Kimi Antonelli in Miami makes it three in a row (with dedication to Alex Zanardi)
Third pole and third consecutive victory for the Mercedes driver from Bologna. A domination that came about thanks to a race far from lacking in surprises
"This pole is for Alex". Kimi Antonelli had said it on Saturday evening, in that moment of grace in which the stopwatch sanctioned for the third time in a row his overall record. Alex Zanardi, Bolognese like himself, mentor, family friend, died on 1 May 2026, two days before the race. And the first of May, in this sport, is a date one does not forget: thirty-two years earlier, in 1994, Ayrton Senna had lost his life at Imola. Two names, two dates that coincide, two men that Formula 1 brings with it. And now a nineteen-year-old boy from Bologna wins at Miami with that dedication still on him.
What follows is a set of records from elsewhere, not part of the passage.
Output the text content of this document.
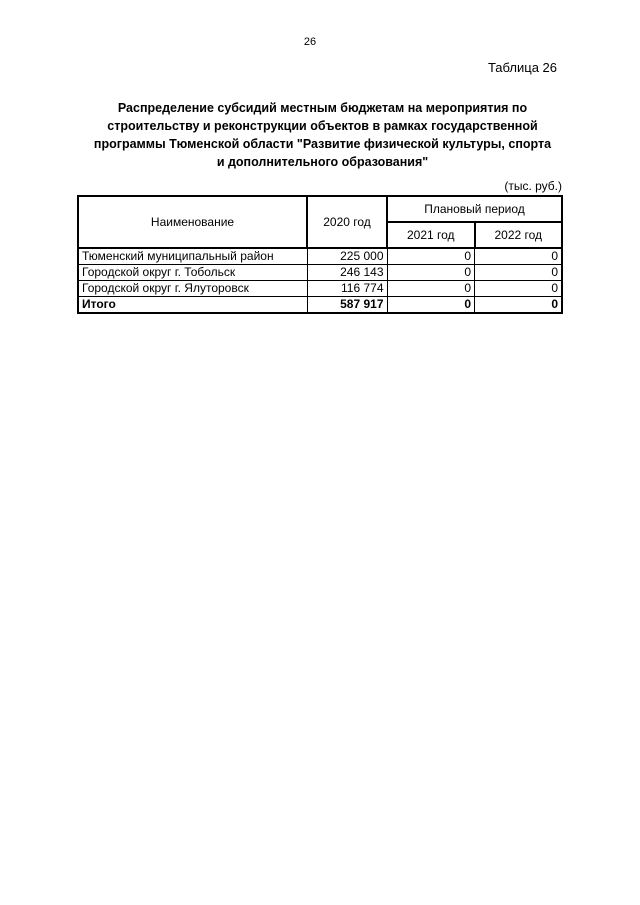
26
Таблица 26
Распределение субсидий местным бюджетам на мероприятия по
строительству и реконструкции объектов в рамках государственной
программы Тюменской области "Развитие физической культуры, спорта
и дополнительного образования"
(тыс. руб.)
Наименование	2020 год	Плановый период	
		2021 год	2022 год
Тюменский муниципальный район	225 000	0	0
Городской округ г. Тобольск	246 143	0	0
Городской округ г. Ялуторовск	116 774	0	0
Итого	587 917	0	0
Third victory in this world championship, third start from pole. A parallelism that has no recent precedent: to find a comparison you have to go back to the beginnings of Senna himself and Michael Schumacher, the only two drivers to have opened their season with three consecutive poles before Antonelli. The boy to whom, at the age of eleven, insiders already attributed an instinctive control of the car in the wet, something reminiscent of the absolute great champions, quickly turned that promise into certainty.
The route is well known, but it is worth retracing it: Formula 2 skipping Formula 3, then the three-pointed star's dated single-seaters to understand the medium, the simulators, Toto Wolff's patience in building a programme without rushing the stages. One year of apprenticeship and then this. Three wins, three poles, the lead in the world championship.
Saturday: McLaren dominates Sprint, Antonelli responds in qualifying
Saturday had already told two different stories. In the Sprint, Norris had led from start to finish. Nineteen laps in, McLaren first and second with Piastri, Leclerc third. Antonelli, who started from the front row, had again lost positions at the start due to a lack of rear grip, then was penalised five seconds for track limits and finished sixth. Mercedes had lost for the first time this season. McLaren had brought a significant upgrade package to Miami, and it showed.
In afternoon qualifying, however, Mercedes had responded. Antonelli had put in a lap of 1'27"798 that no one was able to approach: Verstappen second at 0"166, Leclerc third, Norris fourth. Russell fifth, Hamilton sixth, Piastri seventh. Hadjar, who had set a Q3 time, was then excluded for technical non-compliance (a bottom protruding 2 millimetres beyond the permitted volume) and had to start from the pit lane on hard tyres.